Have you ever wandered through a supermarket fruit and vegetable section, gazed at all the produce, but been completely clueless on what’s ‘en saison’? If you have, don’t worry – you’re probably not the only one!
Thanks to world-wide transportation, production, preservation and marketing networks, most products can now be found in supermarkets all year round.
For example, you might be able to find blueberries in the coldest depths of a northern hemisphere winter, but you can be sure that they’ve had a long journey all the way from South America to be there.
And their price tag will reflect that too – transatlantic travel costs of course mean that South American blueberries will be more expensive than local blueberries, picked and harvested when they are mature in our part of the world – that’s August and September in France.

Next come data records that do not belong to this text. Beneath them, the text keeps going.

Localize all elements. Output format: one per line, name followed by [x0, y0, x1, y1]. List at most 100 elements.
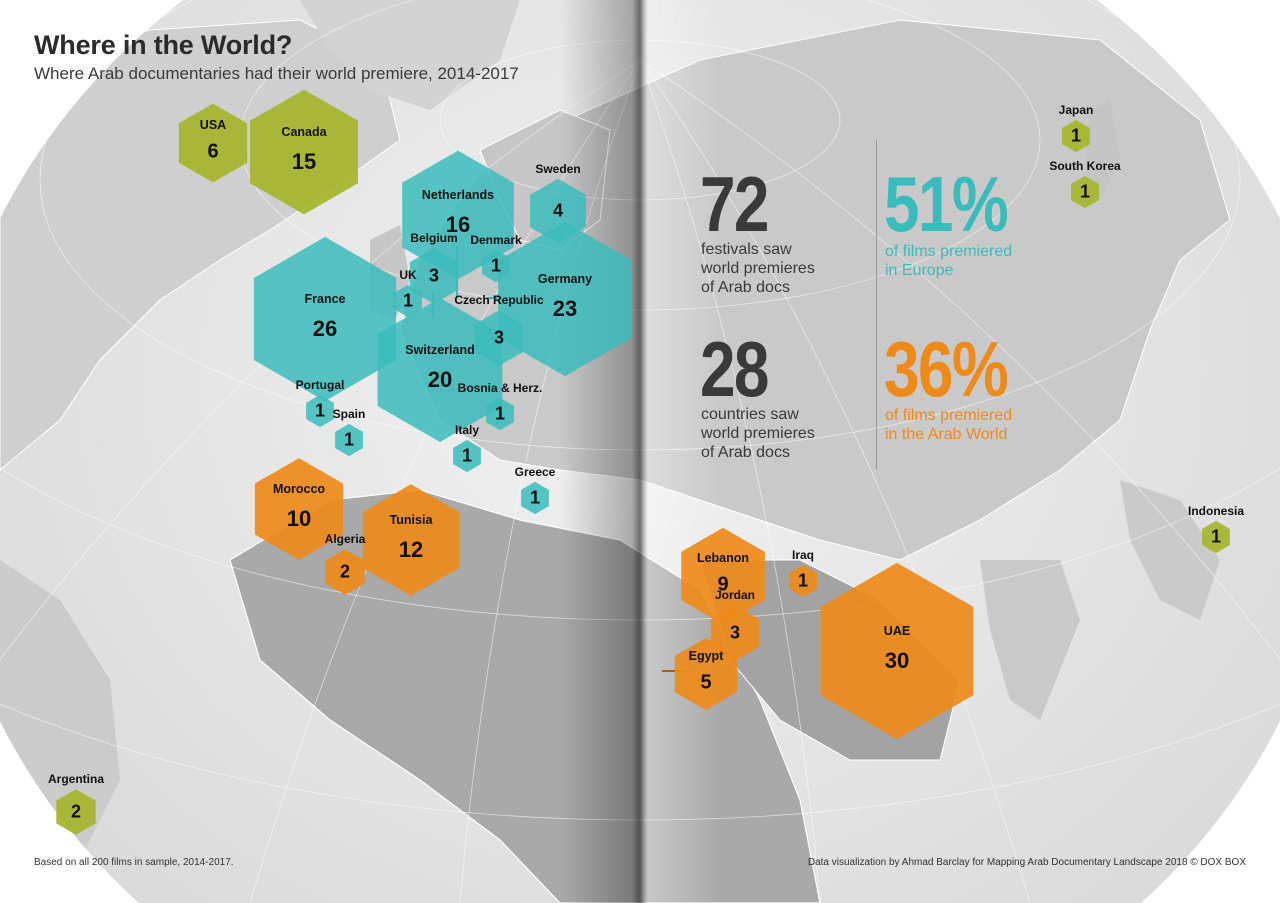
- label-usa: USA: [199, 118, 227, 132]
- hex-morocco: [254, 458, 344, 560]
- value-usa: 6: [207, 140, 219, 163]
- value-morocco: 10: [286, 505, 312, 531]
- arab-world-caption-line-1: of films premiered: [885, 407, 1013, 424]
- value-greece: 1: [529, 487, 541, 508]
- value-tunisia: 12: [398, 536, 424, 562]
- value-sweden: 4: [552, 200, 564, 221]
- europe-caption-line-2: in Europe: [885, 262, 954, 279]
- label-germany: Germany: [537, 272, 593, 287]
- hex-italy: [453, 439, 481, 473]
- hex-japan: [1062, 119, 1090, 153]
- label-belgium: Belgium: [410, 231, 458, 246]
- hex-uae: [820, 562, 974, 740]
- hex-netherlands: [402, 150, 514, 280]
- value-iraq: 1: [797, 570, 809, 591]
- label-denmark: Denmark: [470, 232, 522, 247]
- page-fold: [560, 0, 720, 903]
- value-bosnia-herz: 1: [494, 403, 506, 424]
- hex-bosnia-herz: [486, 397, 514, 431]
- value-jordan: 3: [729, 622, 741, 643]
- value-canada: 15: [291, 148, 317, 174]
- hex-belgium: [409, 248, 459, 304]
- hex-jordan: [710, 605, 760, 661]
- festivals-caption-line-1: festivals saw: [701, 241, 792, 258]
- label-tunisia: Tunisia: [389, 513, 433, 528]
- label-egypt: Egypt: [688, 649, 724, 663]
- label-portugal: Portugal: [295, 377, 345, 392]
- hex-france: [253, 236, 397, 402]
- hex-indonesia: [1202, 520, 1230, 554]
- festivals-number: 72: [700, 160, 770, 248]
- hex-lebanon: [681, 527, 765, 625]
- value-belgium: 3: [428, 265, 440, 286]
- hex-iraq: [789, 564, 817, 598]
- value-czech-republic: 3: [493, 327, 505, 348]
- label-switzerland: Switzerland: [405, 343, 475, 358]
- countries-caption-line-2: world premieres: [701, 425, 815, 442]
- label-france: France: [304, 292, 346, 307]
- hex-tunisia: [362, 484, 460, 596]
- europe-caption: of films premiered in Europe: [885, 242, 1055, 280]
- label-czech-republic: Czech Republic: [454, 293, 544, 308]
- label-iraq: Iraq: [791, 547, 815, 562]
- arab-world-percent: 36%: [884, 325, 1009, 413]
- label-argentina: Argentina: [47, 772, 105, 787]
- countries-caption-line-3: of Arab docs: [701, 444, 790, 461]
- value-netherlands: 16: [445, 211, 471, 237]
- hex-uk: [394, 284, 422, 318]
- hex-algeria: [325, 549, 365, 595]
- hex-spain: [335, 423, 363, 457]
- festivals-caption-line-3: of Arab docs: [701, 279, 790, 296]
- value-japan: 1: [1070, 125, 1082, 146]
- hex-canada: [250, 89, 358, 215]
- hex-south-korea: [1071, 175, 1099, 209]
- page-subtitle: Where Arab documentaries had their world…: [34, 64, 519, 83]
- arab-world-caption: of films premiered in the Arab World: [885, 406, 1055, 444]
- label-uk: UK: [399, 267, 417, 282]
- label-spain: Spain: [332, 406, 366, 421]
- hex-egypt: [674, 638, 738, 710]
- europe-caption-line-1: of films premiered: [885, 243, 1013, 260]
- label-italy: Italy: [454, 422, 480, 437]
- hex-usa: [178, 103, 248, 183]
- label-sweden: Sweden: [535, 161, 581, 176]
- arab-world-caption-line-2: in the Arab World: [885, 426, 1008, 443]
- label-greece: Greece: [514, 464, 556, 479]
- value-indonesia: 1: [1210, 526, 1222, 547]
- label-south-korea: South Korea: [1049, 158, 1121, 173]
- label-jordan: Jordan: [714, 588, 756, 603]
- value-uk: 1: [402, 290, 414, 311]
- stats-divider: [876, 140, 877, 470]
- label-canada: Canada: [281, 125, 327, 140]
- hexagon-markers: [56, 89, 1230, 835]
- value-france: 26: [312, 315, 338, 341]
- hex-portugal: [306, 394, 334, 428]
- festivals-caption-line-2: world premieres: [701, 260, 815, 277]
- value-uae: 30: [884, 647, 910, 673]
- value-spain: 1: [343, 429, 355, 450]
- label-netherlands: Netherlands: [421, 188, 495, 203]
- countries-caption: countries saw world premieres of Arab do…: [701, 405, 871, 462]
- value-south-korea: 1: [1079, 181, 1091, 202]
- label-bosnia-herz: Bosnia & Herz.: [457, 380, 543, 395]
- countries-number: 28: [700, 325, 770, 413]
- label-algeria: Algeria: [324, 532, 366, 547]
- festivals-caption: festivals saw world premieres of Arab do…: [701, 240, 871, 297]
- page-title: Where in the World?: [34, 30, 293, 60]
- value-germany: 23: [552, 295, 578, 321]
- label-lebanon: Lebanon: [696, 551, 750, 565]
- value-lebanon: 9: [717, 573, 729, 596]
- label-morocco: Morocco: [272, 482, 326, 497]
- label-indonesia: Indonesia: [1187, 503, 1245, 518]
- europe-percent: 51%: [884, 160, 1009, 248]
- value-switzerland: 20: [427, 366, 453, 392]
- footer-note: Based on all 200 films in sample, 2014-2…: [34, 857, 234, 868]
- hex-greece: [521, 481, 549, 515]
- value-egypt: 5: [700, 671, 712, 694]
- hex-argentina: [56, 789, 96, 835]
- label-uae: UAE: [883, 624, 911, 639]
- hex-germany: [498, 221, 632, 377]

French Markets, however, are quite unique and special.
One of the reasons we love them so much is they tend to stock just the freshest of seasonal produce – on these Markets, you can see the best of the Seasonal and Regional produce available. The Markets are packed with color and offer a stimulating sensory experience for visitors that will differ depending on the time of year and the location!
With many people shopping entirely at their local market, the French are well versed on their seasonal produce – they know what to buy and when and this is reflected in their cuisine throughout the seasons.
We think it would be great if everyone cooked more seasonally! So to help get you started on your seasonal culinary exploration, we’ve put together a calendar of what’s good and when (including some of the not-so-obvious French translations!).
One of the things we love about the Fall in France s that we start to see a beautiful selection of Roots - 'Légumes Racine' (Pannais, Tompinambour, Navet), a huge selection of Mushrooms (Chanterlle, Cèpes, Trumpet de la Mort, Pleurotes, etc) and tons of the items from the Squash family (Courge, Potimarron, Potiron) returning to the Market!
So if you're planning on going to the market during the next months, you will find below a little list of ideas of what you should put in your shopping basket.
One of the seasonl recipes we love, is based on Asparagus.
As we always tell those with us, use your creativity and make the recipe yours!
Here you have a guideline for a spring side dish or starter.
Let your taste buds be your guide, however, tell us what you decided to add and how it turned out !
Asperges Sauce Mousseline
800 g asparagus
250 g unsalted butter
4 tablespoons water
4 egg yolks
salt and white pepper
juice of 1/2 lemon
75 ml heavy cream, whipped
Make an Hollandaise sauce: Clarify the butter.
Whisk the water and egg yolks in a small pan with a little salt and pepper. Whisk over low heat or in a bain-marie until the mixture is thick enough for the whisk to leave a trail. The base of the pan must never be more than hand-hot. Remove from the heat and whisk in the tepid butter, a few drops at a time. As the sauce thickens the butter can be added faster. When all the butter is added, stir in the lemon juice and adjust the seasoning.
Add the whipped cream.
Clean the asparagus; tie them up together with kitchen string.
Cook in a large saucepan in salted boiling water.
Check with a knife.
To serve, arrange some asparagus on a plate and top with some Sauce Mousseline.